The Bighorn Basin is one of the most productive areas in the world to find fossils from the latest Paleocene and earliest Eocene.  Much of this material comes from prospecting (i.e., walking around looking for fossils).  There are a limited number of very rich concentrations of material which can be quarried to produce samples that are taxonomically rich, and well controlled in terms of temporal and spatial extent.  These quarry samples provide very high resolution windows into the past that lack some of the issues (e.g., size bias in favour of larger forms) associated with prospected samples.  Dr. Silcox worked on some of these samples during her graduate work (Silcox and Rose, 2001), and her team re-opened the particularly rich Dorsey Creek Quarry (DCQ) in 2013.  Moving forward, she plans to continue to excavate DCQ, and to work with collaborators Drs.
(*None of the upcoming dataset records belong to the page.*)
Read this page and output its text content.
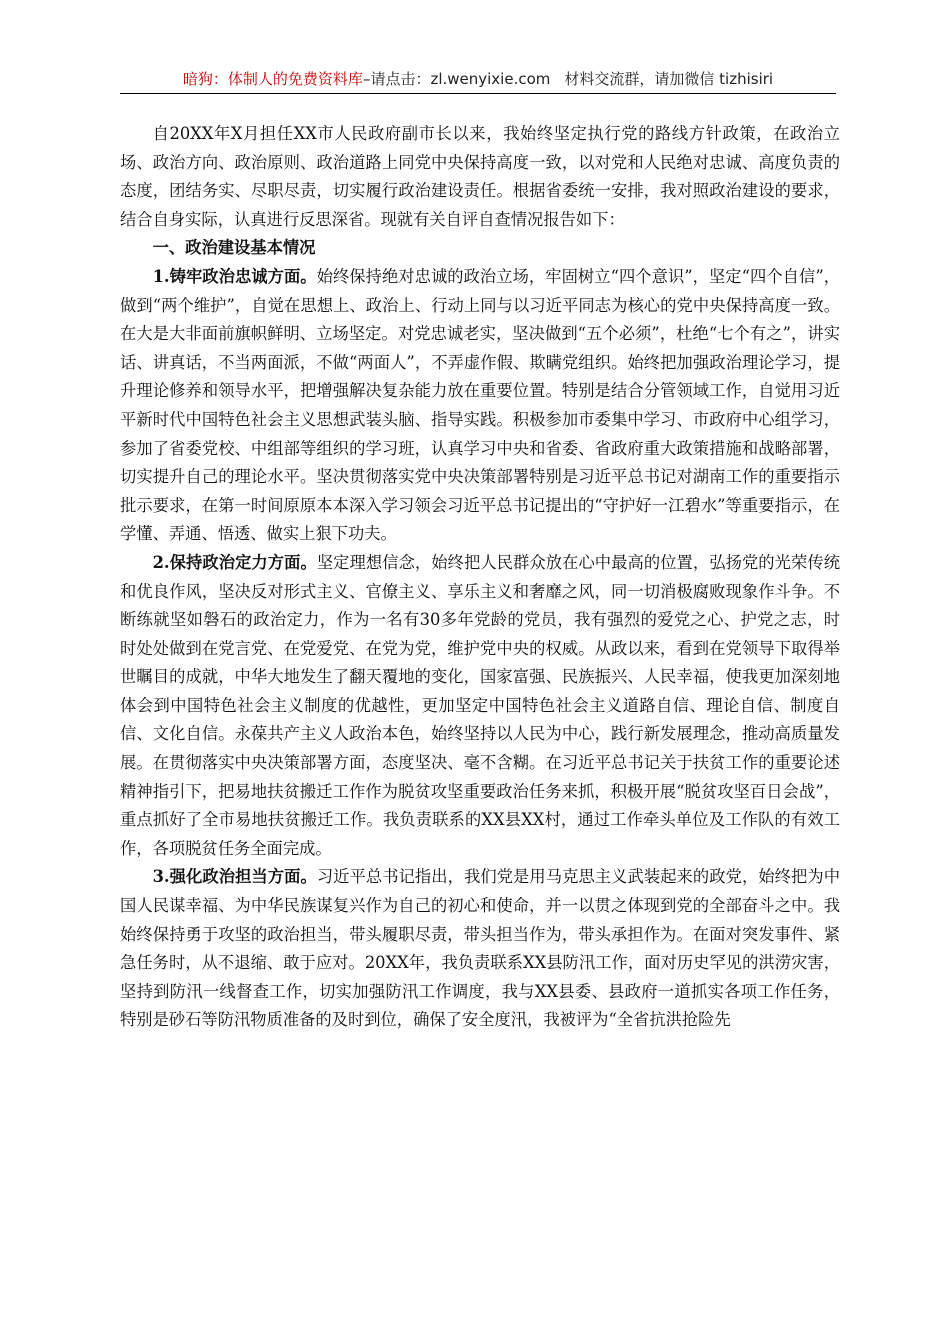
暗狗：体制人的免费资料库–请点击：zl.wenyixie.com 材料交流群，请加微信 tizhisiri

自20XX年X月担任XX市人民政府副市长以来，我始终坚定执行党的路线方针政策，在政治立场、政治方向、政治原则、政治道路上同党中央保持高度一致，以对党和人民绝对忠诚、高度负责的态度，团结务实、尽职尽责，切实履行政治建设责任。根据省委统一安排，我对照政治建设的要求，结合自身实际，认真进行反思深省。现就有关自评自查情况报告如下：

一、政治建设基本情况

1.铸牢政治忠诚方面。始终保持绝对忠诚的政治立场，牢固树立“四个意识”，坚定“四个自信”，做到“两个维护”，自觉在思想上、政治上、行动上同与以习近平同志为核心的党中央保持高度一致。在大是大非面前旗帜鲜明、立场坚定。对党忠诚老实，坚决做到“五个必须”，杜绝“七个有之”，讲实话、讲真话，不当两面派，不做“两面人”，不弄虚作假、欺瞒党组织。始终把加强政治理论学习，提升理论修养和领导水平，把增强解决复杂能力放在重要位置。特别是结合分管领域工作，自觉用习近平新时代中国特色社会主义思想武装头脑、指导实践。积极参加市委集中学习、市政府中心组学习，参加了省委党校、中组部等组织的学习班，认真学习中央和省委、省政府重大政策措施和战略部署，切实提升自己的理论水平。坚决贯彻落实党中央决策部署特别是习近平总书记对湖南工作的重要指示批示要求，在第一时间原原本本深入学习领会习近平总书记提出的“守护好一江碧水”等重要指示，在学懂、弄通、悟透、做实上狠下功夫。

2.保持政治定力方面。坚定理想信念，始终把人民群众放在心中最高的位置，弘扬党的光荣传统和优良作风，坚决反对形式主义、官僚主义、享乐主义和奢靡之风，同一切消极腐败现象作斗争。不断练就坚如磐石的政治定力，作为一名有30多年党龄的党员，我有强烈的爱党之心、护党之志，时时处处做到在党言党、在党爱党、在党为党，维护党中央的权威。从政以来，看到在党领导下取得举世瞩目的成就，中华大地发生了翻天覆地的变化，国家富强、民族振兴、人民幸福，使我更加深刻地体会到中国特色社会主义制度的优越性，更加坚定中国特色社会主义道路自信、理论自信、制度自信、文化自信。永葆共产主义人政治本色，始终坚持以人民为中心，践行新发展理念，推动高质量发展。在贯彻落实中央决策部署方面，态度坚决、毫不含糊。在习近平总书记关于扶贫工作的重要论述精神指引下，把易地扶贫搬迁工作作为脱贫攻坚重要政治任务来抓，积极开展“脱贫攻坚百日会战”，重点抓好了全市易地扶贫搬迁工作。我负责联系的XX县XX村，通过工作牵头单位及工作队的有效工作，各项脱贫任务全面完成。

3.强化政治担当方面。习近平总书记指出，我们党是用马克思主义武装起来的政党，始终把为中国人民谋幸福、为中华民族谋复兴作为自己的初心和使命，并一以贯之体现到党的全部奋斗之中。我始终保持勇于攻坚的政治担当，带头履职尽责，带头担当作为，带头承担作为。在面对突发事件、紧急任务时，从不退缩、敢于应对。20XX年，我负责联系XX县防汛工作，面对历史罕见的洪涝灾害，坚持到防汛一线督查工作，切实加强防汛工作调度，我与XX县委、县政府一道抓实各项工作任务，特别是砂石等防汛物质准备的及时到位，确保了安全度汛，我被评为“全省抗洪抢险先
K.D. Rose and Amy Chew to seek other high concentration sites that can be quarried.

 

4.  Refining the phylogenetic framework of Euarchonta (Primates + Dermoptera + Scandentia)

 

Most workers agree that the closest living relatives of primates are dermopterans (gliding mammals from Southeast Asia, referred to as mitten gliders or colugos) and scandentians (treeshrews, also from Southeast Asia).  However, the branching order amongst these groups remains a matter of debate, with various analyses recovering different sister taxa for Primates.  Resolving this issue was one of the goals of the NSF-funded Assembling the Tree of Life (AToL) for mammals project, upon which Dr. Silcox was a co-PI.  The results of the analysis (O’Leary et al., 2012) suggest that the sister taxon of Primates is Sundatheria (Scandentia + Dermoptera).  However, this project was limited by restrictive taxon sampling (e.g., only one fossil primate species, and no plesiadapiforms), so more work is definitely needed.  Moving forward, we need to significantly increase the number of relevant fossil taxa studied in the context of the AToL character list, and probably add in characters that are specifically pertinent to the problem of euarchontan relationships.

 

5.  Primates from the Crazy Mountains Basin

 

Since 2004 Dr. Silcox has been involved in a collaborative project with Drs. J.I. Bloch (Florida Museum of Natural History) and D.M. Boyer (Duke University) to collect Paleocene mammals in the Crazy Mountains Basin of Montana (CMB).  She is working on a project to describe material from the CMB that pertains to the very primitive plesiadapiform group, Palaechthonidae.  They are also currently working at a very productive fossil quarry (Donald Quarry), which is from a poorly understood period in terms of broad scale patterns of mammalian evolution in North America:  the Torrejonian-Tiffanian boundary.  Ultimately, they hope to gain a better understanding of the early evolution of primates in one of the classic areas for discovering plesiadapiforms.